Images: two dwitgan huts, Choson Dynasty portable toilet (Credit: FLUSH/Kim Worsham)
Time continued to evolve what toilets looked like in Korea, though chamber pots were popular for a long time. Between the 14th and 19th centuries, royalty in the Choson Dynasty used a portable upholstered toilet seat. These seats had a bowl or chamber pot underneath. They looked similar to the western closedstools that the European elite had used around the same time.
What was clear from the exhibition was a rich, long history of a poo culture in Korea. This culture celebrated poo as a resource and designed its toilets to help harvest it for agricultural use. When composted properly and the pathogens are removed, poo and pee are very powerful fertilizers we can use for growing things like food and animal fodder. Korea had night soil men – ddong-jae – that sold the poo they carried around to farmers, who could use excrement barrels to move the poo around the fields for application.

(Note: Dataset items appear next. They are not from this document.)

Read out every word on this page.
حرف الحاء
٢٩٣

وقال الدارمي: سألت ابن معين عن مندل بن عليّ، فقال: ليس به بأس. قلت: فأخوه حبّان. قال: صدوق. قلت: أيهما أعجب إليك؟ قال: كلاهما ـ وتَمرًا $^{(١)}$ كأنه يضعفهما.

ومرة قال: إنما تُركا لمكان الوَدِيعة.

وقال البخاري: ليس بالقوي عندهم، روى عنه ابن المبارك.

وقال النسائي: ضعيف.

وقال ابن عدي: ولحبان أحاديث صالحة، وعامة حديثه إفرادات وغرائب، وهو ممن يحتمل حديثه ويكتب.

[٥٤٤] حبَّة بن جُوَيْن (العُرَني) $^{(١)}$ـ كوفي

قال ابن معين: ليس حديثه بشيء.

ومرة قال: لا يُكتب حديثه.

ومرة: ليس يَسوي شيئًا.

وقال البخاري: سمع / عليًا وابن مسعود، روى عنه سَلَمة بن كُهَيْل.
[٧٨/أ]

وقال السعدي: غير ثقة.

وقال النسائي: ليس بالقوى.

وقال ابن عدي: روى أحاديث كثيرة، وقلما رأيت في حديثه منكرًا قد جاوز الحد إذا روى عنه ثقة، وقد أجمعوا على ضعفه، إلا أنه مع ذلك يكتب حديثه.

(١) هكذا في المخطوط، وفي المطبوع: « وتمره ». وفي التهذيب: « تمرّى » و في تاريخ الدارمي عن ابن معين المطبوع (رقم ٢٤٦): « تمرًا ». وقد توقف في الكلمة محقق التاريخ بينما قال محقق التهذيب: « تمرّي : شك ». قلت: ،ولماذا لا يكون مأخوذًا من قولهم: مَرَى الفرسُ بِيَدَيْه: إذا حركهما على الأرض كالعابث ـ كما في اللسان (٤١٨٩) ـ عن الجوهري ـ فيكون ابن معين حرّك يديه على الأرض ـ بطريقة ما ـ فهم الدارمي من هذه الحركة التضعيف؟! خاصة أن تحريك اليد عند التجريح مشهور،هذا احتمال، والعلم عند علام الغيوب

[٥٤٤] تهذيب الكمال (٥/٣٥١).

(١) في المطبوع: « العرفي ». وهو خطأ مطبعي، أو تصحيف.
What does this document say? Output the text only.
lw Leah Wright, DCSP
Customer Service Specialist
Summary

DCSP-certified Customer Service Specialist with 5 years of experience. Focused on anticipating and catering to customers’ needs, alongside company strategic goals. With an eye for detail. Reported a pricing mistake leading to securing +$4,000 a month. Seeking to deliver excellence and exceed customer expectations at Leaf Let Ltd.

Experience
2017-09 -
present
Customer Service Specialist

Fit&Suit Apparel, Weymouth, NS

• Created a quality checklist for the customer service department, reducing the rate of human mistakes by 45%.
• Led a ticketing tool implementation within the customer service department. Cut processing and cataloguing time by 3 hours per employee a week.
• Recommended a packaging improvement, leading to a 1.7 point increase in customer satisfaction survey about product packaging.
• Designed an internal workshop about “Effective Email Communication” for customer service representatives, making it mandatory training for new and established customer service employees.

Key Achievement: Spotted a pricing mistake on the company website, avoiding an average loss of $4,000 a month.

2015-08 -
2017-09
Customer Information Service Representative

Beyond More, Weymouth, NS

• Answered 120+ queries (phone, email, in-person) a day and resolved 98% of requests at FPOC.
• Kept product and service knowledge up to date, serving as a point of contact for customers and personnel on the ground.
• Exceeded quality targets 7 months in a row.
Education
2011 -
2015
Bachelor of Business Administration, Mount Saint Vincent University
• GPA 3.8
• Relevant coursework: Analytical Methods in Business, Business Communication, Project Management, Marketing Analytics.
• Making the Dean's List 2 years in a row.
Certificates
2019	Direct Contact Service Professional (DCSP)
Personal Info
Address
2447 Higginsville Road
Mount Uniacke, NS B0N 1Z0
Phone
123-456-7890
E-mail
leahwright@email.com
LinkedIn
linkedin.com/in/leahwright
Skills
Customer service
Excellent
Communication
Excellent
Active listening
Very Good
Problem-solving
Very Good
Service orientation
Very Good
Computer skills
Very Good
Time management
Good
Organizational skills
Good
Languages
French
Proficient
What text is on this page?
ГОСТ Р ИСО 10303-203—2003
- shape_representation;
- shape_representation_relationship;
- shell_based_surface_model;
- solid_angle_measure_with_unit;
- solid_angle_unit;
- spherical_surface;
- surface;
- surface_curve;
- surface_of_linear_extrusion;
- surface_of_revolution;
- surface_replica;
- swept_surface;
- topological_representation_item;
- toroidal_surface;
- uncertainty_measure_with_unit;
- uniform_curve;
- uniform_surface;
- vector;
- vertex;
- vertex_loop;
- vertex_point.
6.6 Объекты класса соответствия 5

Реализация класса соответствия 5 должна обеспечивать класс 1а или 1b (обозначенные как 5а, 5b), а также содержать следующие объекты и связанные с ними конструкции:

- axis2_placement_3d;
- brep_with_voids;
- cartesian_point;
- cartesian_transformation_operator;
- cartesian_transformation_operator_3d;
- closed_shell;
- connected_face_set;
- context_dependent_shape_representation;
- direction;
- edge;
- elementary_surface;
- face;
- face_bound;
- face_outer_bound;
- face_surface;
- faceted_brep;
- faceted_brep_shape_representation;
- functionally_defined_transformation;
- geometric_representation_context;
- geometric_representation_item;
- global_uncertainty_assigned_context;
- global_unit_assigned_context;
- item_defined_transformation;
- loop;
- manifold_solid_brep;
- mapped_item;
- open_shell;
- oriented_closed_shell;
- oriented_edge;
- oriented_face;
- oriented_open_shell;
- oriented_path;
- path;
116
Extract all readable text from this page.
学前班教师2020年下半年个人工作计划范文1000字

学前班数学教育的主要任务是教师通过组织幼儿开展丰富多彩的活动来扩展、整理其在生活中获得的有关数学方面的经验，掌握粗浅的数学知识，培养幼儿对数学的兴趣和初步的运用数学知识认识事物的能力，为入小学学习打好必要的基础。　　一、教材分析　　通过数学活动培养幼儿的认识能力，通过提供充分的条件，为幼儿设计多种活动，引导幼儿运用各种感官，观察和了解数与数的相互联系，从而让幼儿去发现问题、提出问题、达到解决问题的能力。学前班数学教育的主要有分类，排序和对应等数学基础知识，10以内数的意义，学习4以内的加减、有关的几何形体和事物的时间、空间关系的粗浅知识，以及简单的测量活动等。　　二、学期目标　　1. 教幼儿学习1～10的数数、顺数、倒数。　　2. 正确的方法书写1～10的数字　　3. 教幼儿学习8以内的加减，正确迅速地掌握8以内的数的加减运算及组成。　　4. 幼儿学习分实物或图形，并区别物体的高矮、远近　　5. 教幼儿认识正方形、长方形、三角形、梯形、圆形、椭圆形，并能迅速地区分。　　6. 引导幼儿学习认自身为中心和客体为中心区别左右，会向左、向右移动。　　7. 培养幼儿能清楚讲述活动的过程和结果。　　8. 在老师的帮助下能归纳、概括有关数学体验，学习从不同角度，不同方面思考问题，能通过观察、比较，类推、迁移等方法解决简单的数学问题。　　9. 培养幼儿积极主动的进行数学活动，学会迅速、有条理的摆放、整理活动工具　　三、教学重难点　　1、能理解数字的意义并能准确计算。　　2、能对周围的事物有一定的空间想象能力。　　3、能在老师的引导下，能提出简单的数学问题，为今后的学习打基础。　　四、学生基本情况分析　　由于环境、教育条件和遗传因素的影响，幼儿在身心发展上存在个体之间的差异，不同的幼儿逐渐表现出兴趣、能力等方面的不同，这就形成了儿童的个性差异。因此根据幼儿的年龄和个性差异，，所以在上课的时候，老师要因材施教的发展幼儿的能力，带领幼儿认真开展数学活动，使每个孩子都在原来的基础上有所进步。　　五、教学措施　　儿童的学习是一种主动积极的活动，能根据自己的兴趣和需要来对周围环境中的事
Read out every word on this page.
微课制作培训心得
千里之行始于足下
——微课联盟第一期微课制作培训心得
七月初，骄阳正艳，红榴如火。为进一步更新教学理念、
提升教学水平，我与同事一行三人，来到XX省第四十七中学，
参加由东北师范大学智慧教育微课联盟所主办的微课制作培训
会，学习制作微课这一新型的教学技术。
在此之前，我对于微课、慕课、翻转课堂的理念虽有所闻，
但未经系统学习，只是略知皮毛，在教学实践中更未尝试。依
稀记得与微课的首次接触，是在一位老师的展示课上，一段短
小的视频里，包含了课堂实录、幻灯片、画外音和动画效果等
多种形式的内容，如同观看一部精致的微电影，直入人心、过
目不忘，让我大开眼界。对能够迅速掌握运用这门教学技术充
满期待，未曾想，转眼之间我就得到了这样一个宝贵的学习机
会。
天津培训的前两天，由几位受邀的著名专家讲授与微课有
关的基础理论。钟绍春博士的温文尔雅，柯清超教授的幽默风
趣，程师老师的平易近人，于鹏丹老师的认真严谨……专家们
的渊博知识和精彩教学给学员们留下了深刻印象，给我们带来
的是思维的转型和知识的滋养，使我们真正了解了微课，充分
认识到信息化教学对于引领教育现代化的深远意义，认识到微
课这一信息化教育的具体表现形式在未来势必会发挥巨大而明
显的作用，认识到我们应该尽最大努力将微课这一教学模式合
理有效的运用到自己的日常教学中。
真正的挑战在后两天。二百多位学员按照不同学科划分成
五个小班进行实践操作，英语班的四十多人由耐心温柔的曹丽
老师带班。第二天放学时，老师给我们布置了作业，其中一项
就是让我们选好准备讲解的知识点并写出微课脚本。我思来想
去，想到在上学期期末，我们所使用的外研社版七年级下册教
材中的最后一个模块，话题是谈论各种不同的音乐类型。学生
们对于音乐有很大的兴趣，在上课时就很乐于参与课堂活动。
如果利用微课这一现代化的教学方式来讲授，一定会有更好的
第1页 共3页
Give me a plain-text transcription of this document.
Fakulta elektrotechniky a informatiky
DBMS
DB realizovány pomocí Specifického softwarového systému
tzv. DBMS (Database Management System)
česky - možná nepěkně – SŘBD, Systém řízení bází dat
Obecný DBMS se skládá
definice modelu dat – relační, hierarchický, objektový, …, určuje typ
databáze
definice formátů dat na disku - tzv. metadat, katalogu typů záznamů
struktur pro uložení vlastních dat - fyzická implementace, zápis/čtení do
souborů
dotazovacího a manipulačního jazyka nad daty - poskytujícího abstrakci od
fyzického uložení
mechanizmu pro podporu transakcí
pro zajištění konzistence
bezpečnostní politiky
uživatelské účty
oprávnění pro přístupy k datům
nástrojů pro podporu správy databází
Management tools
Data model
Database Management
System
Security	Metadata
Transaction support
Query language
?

For example, Korea had two traditional toilets - the kind that made it easier to collect poo, and the kind that covered waste so farmers could compost it over time. One of the traditional toilets in the exhibition was the duikkan, which allowed easy poo collection by placing two boards over a hole.
Once Korea opened its ports, and western countries started exporting their cultures, the concept of hygienic sanitation at home entered. Around then, people started changing how they built and used toilets, pushing Asia further away from the glorious poo-cultivating culture it once was.
Luckily, efforts exist to make poo a popular culture again. The other stop on our toilet tour was Ddong Café in Seoul. Ddong means "poo" in Korean, and the café celebrates poo in its wall designs and décor, kitchenware, and menu offerings. One of its big sells is the poo waffle – a waffle shaped like a poo emoji and filled with chocolate.
Images: Ddong Cafe decor and artwork (Credit: FLUSH/Kim Worsham)
The café doesn't go overboard with the poo culture – it still maintains itself as a café with the atmosphere of a quiet place to drink a hot beverage with a friend or two. That said, it's hard to ignore the cute, happy poo mugs on the wall shelves and the diorama scenes in miniature toilet bowls at the register.